Arthouse is releasing the movie in Russia and admitted doing so would be a "huge challenge" due to federal laws that "victimize the Russian LGBT community."

The distributor Arthouse acquired likely Oscar pick Carol for release in Russia in March 2016.

"Carol is no doubt the main film event of this year, and definitely the most exciting love story to hit the screen recently," said Yan Vizinberg, co-founder and CEO of Arthouse and its US-based parent company Lorem Ipsum Corp. "It’s a dream for everyone at Arthouse to be releasing this film in Russia."

"It’s also a huge challenge because of the federal ‘gay propaganda’ law that victimizes the Russian LGBT community," he added. "Carol is rated R in the U.S., but in Russia the film will certainly be assigned an 18+ age rating due to these laws."

Starring Cate Blanchett and Rooney Mara and directed by Todd Haynes, Carol has five Golden Globes nominations and topped several important lists for the best film of 2015.
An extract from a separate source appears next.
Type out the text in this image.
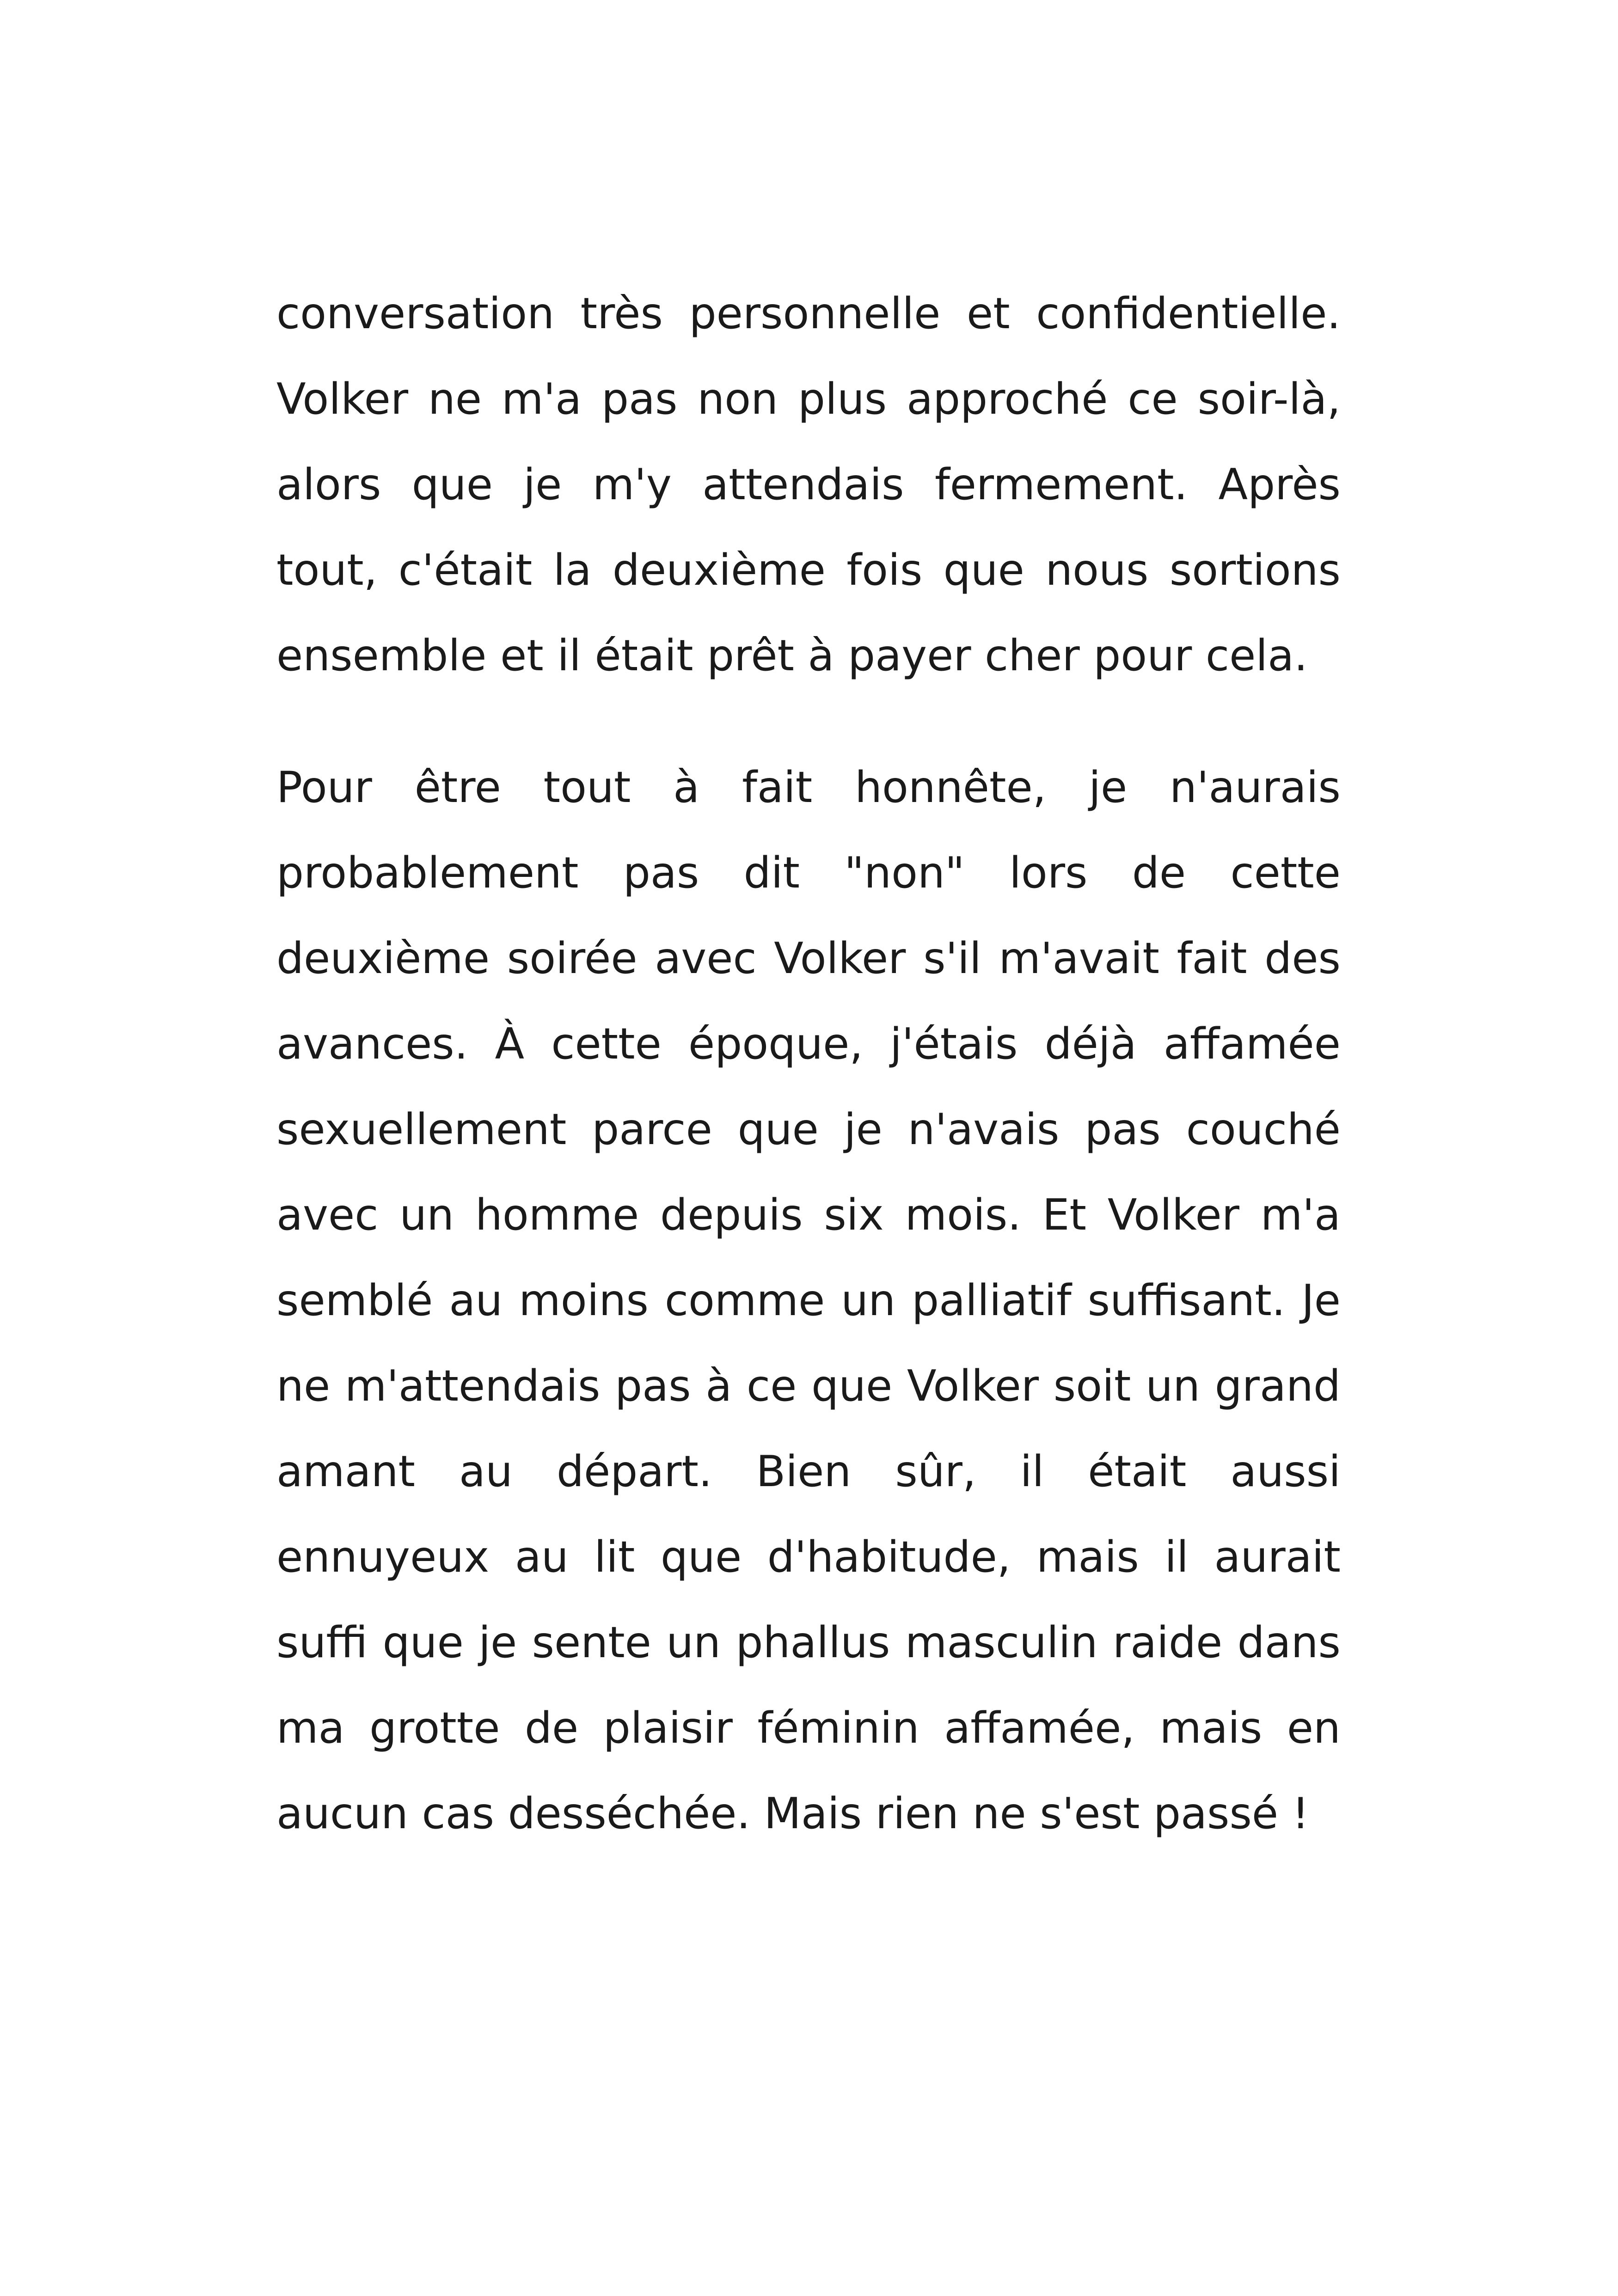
conversation très personnelle et confidentielle. Volker ne m'a pas non plus approché ce soir-là, alors que je m'y attendais fermement. Après tout, c'était la deuxième fois que nous sortions ensemble et il était prêt à payer cher pour cela.

Pour être tout à fait honnête, je n'aurais probablement pas dit "non" lors de cette deuxième soirée avec Volker s'il m'avait fait des avances. À cette époque, j'étais déjà affamée sexuellement parce que je n'avais pas couché avec un homme depuis six mois. Et Volker m'a semblé au moins comme un palliatif suffisant. Je ne m'attendais pas à ce que Volker soit un grand amant au départ. Bien sûr, il était aussi ennuyeux au lit que d'habitude, mais il aurait suffi que je sente un phallus masculin raide dans ma grotte de plaisir féminin affamée, mais en aucun cas desséchée. Mais rien ne s'est passé !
Since the law "against gay propaganda among minors," which many saw as a crackdown on the gay community in general, was enacted in Russia in mid-2013, there have been attempts to disrupt screenings of LGBT-related films. Among titles that were specifically targeted was 2013's Palme d'Or-winning film Blue Is the Warmest Color.

According to Vizinberg, the law is designed to distract the public from real domestic problems such as collapsing economy, lack of freedom of speech and widespread corruption.

"Gay-propaganda law will prevent Carol to be sold to major TV channels or even being advertised on federal networks," he said. "Some cinemas will refuse to book the film as we witnessed with Pride earlier this year."

"On the positive side, the controversy around the LGBT issues will help us market Carol to the right audience: educated and open-minded intelligentsia," he went on to say, adding that Carol is not a gay or lesbian film, "it’s a film about a relationship, it’s a story of forbidden love, and we believe that it will appeal to the public way beyond the LGBT community."